State of the art when it was built in 1955, it featured copper-tube radiant floor heat, low-voltage lighting, an upward-thrusting flat roof, and all modern conveniences, including a refrigerator that hung from the wall. By the time the Deanes bought it, however, the hanging fridge had died, the exposed I-beam columns that held up the porch were rusting badly, and, on deeper study, the house's interior partitions were cutting off most of the killer views.

In the mid-1980s, after they had their second child, the couple decided to make the house their main home. That meant expanding the tiny original by adding three bedrooms, a second-floor master suite, and a two-car garage. In 1995, they hired the Cambridge firm Carr, Lynch, Sandell to renovate the entire structure.

Jim Sandell had come highly recommended by friends (including an architect who had passed on the job, saying he wanted to remain a friend). "The Deanes were the kind of clients you dream about but rarely get," recalls Sandell. "They said, 'You're the architect. You tell us what we should do." One thing they all agreed on from the start was that the house's essential style had to survive the renovation, so, in effect, Sandell's job became "contemporarizing" the contemporary.

Another thing they agreed on was that the house needed to take full advantage of its seaside site, which meant opening up the main floor. To do that, Sandell made three cuts through the floor plan, opening up views of the coast while creating individual spaces for the living room, expanded kitchen, powder room, and library. At one end, three fixed windows measuring 6 feet by 8 feet and flanked by sliding glass doors look out on a new full-length porch. Uniting the entire space is a floor of French limestone tile.

"We aimed for an uncluttered aesthetic," says Sandell, "with as much timelessness as we could muster." Clean-lined modern furniture sits in calm relief on the limestone; simple moldings frame the doors and floors; and a stack of brushed aluminum shelves holds Motoko's museum-quality collection of Japanese dolls and pottery. Giving the living room definition from the rest of the space is a massive fireplace wall, clad in panels of dark-stained wengé, a West African hardwood. "That was a bit of a triumph," says Sandell. "We had to lobby Gordon hard to cover what's underneath, which is rough brick—a bit too 1950s."

Down the hall, past the lime-stone-clad powder room, the Deanes' custom kitchen has also stood the test of time, in terms of both its styling and wear and tear. "I was a high-maintenance client," laughs Motoko, "looking for a low-maintenance kitchen." Inspired by European cabinetry, its maple-fronted doors and drawers are free of handles or knobs, but are easily pulled open by edges exposed through the clever use of recessed fascia. Black granite countertops seem to float above the lower cabinets, separated by a band of stainless steel, which matches the 48-inch Thermador cooktop.

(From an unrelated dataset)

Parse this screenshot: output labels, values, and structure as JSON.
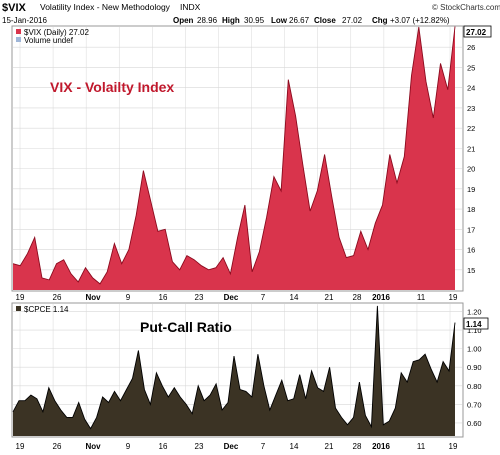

Expert cabinetmaker Charlie Peterson agreed to build the boxes in his Pembroke shop—but not until he got Motoko to come out and review a full-scale mockup of the layout, built out of quarter-inch luaun plywood. "He absolutely insisted," she remembers, "so I packed up my two little kids and went."

Outside, it's clear how well the building has held up in its littoral environment. Minimally detailed, its exterior has little of the fussy woodwork that's been the bane of many a seaside Victorian. "We clad those rusty posts in cedar and removed a rather gloomy overhang," Sandell says. In its place is an airy lattice that defines the building's upper edge, like a capital on the column of the building. Glowing from within and dramatically uplit on the exterior, the house finally feels complete.